Sur les 104, 36 ont vu leur garde à vue prolongée mercredi soir, 13 sont convoquées en justice et 20 présentées à un magistrat, dont « plusieurs » doivent être jugées jeudi en comparution immédiate, a détaillé le ministère public. Selon une source policière, des personnes ont notamment été arrêtées à Paris dans la nuit de mardi à mercredi pour vol avec effraction, ou encore pour jets de projectiles et détention de feux d’artifice aux abords du pont Bir-Hakeim, dans le 15e arrondissement.
« Deux véhicules de police ont été incendiés, sans blessés », a ajouté le parquet.
En prenant en compte les trois départements de petite couronne (Hauts-de-Seine, Seine-Saint-Denis et Val-de-Marne), 208 interpellations ont été réalisées et six membres des forces de l’ordre légèrement blessés dans l’agglomération parisienne, selon la préfecture de police, qui n’a cependant recensé « aucun événement grave ».
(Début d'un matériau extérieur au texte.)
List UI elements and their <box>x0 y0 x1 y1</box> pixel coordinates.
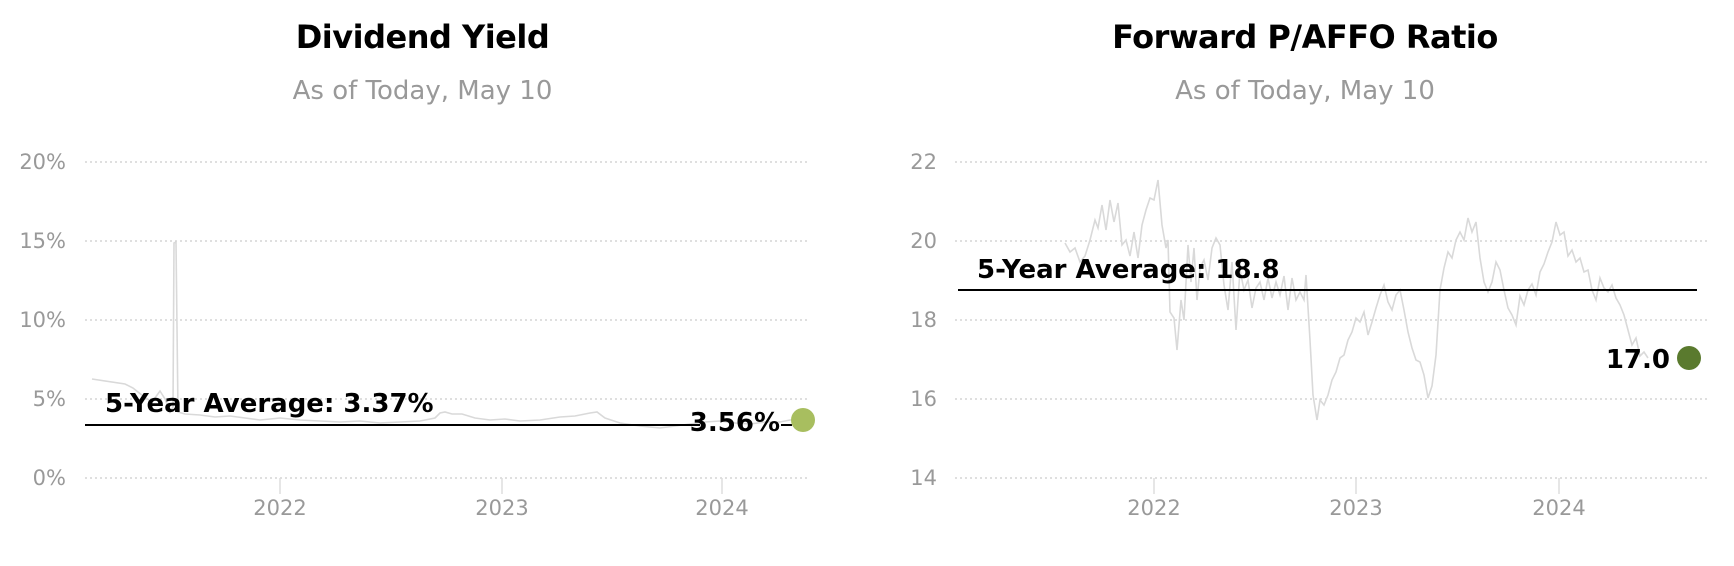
pafo-ratio-line <box>1064 179 1649 421</box>
average-label: 5-Year Average: 18.8 <box>977 255 1280 285</box>
dividend-yield-chart: Dividend Yield As of Today, May 10 20% 1… <box>19 18 815 520</box>
x-tick-label: 2023 <box>1329 496 1382 520</box>
y-tick-label: 5% <box>33 387 66 411</box>
chart-title: Forward P/AFFO Ratio <box>1112 18 1498 56</box>
y-tick-label: 20% <box>19 150 66 174</box>
x-tick-marks <box>1153 478 1560 494</box>
y-tick-label: 18 <box>910 308 937 332</box>
chart-subtitle: As of Today, May 10 <box>292 76 553 106</box>
grid-lines <box>955 161 1707 479</box>
pafo-ratio-chart: Forward P/AFFO Ratio As of Today, May 10 <box>870 0 1734 566</box>
x-tick-label: 2024 <box>1532 496 1585 520</box>
x-tick-label: 2022 <box>253 496 306 520</box>
grid-lines <box>85 161 808 479</box>
y-tick-label: 14 <box>910 466 937 490</box>
chart-subtitle: As of Today, May 10 <box>1175 76 1435 106</box>
x-tick-label: 2024 <box>695 496 748 520</box>
y-tick-label: 15% <box>19 229 66 253</box>
current-value-label: 3.56% <box>690 408 780 438</box>
y-tick-label: 0% <box>33 466 66 490</box>
y-tick-label: 20 <box>910 229 937 253</box>
y-tick-label: 22 <box>910 150 937 174</box>
x-tick-marks <box>279 478 723 494</box>
current-value-label: 17.0 <box>1606 345 1670 375</box>
current-value-dot[interactable] <box>791 408 815 432</box>
y-tick-label: 16 <box>910 387 937 411</box>
x-tick-label: 2022 <box>1127 496 1180 520</box>
chart-title: Dividend Yield <box>295 18 550 56</box>
x-tick-label: 2023 <box>475 496 528 520</box>
current-value-dot[interactable] <box>1677 346 1701 370</box>
dividend-plot-area: 20% 15% 10% 5% 0% 2022 2023 2024 5-Year … <box>19 150 815 520</box>
y-tick-label: 10% <box>19 308 66 332</box>
average-label: 5-Year Average: 3.37% <box>105 389 434 419</box>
Plus tôt dans la soirée, le ministre de l’Intérieur Bruno Retailleau a fustigé « un ensauvagement incarné par des lâches, des voyous », avec 984 véhicules incendiés et 420 interpellations en France, dont 310 ont conduit à des gardes à vue.
Plus de 90.000 policiers et gendarmes, selon le ministre, ont été mobilisés dans le pays, dont 10.000 à Paris et dans sa petite couronne, pour encadrer les festivités du Nouvel An.
Cinq mois après l’euphorie des Jeux olympiques, Paris a revêtu à nouveau des habits de lumière mardi soir pour le passage à la nouvelle année.
Plus d’un million de personnes se sont rassemblées sur l’avenue des Champs-Élysées, interdite aux véhicules et bordée de dizaines d’arbres scintillants.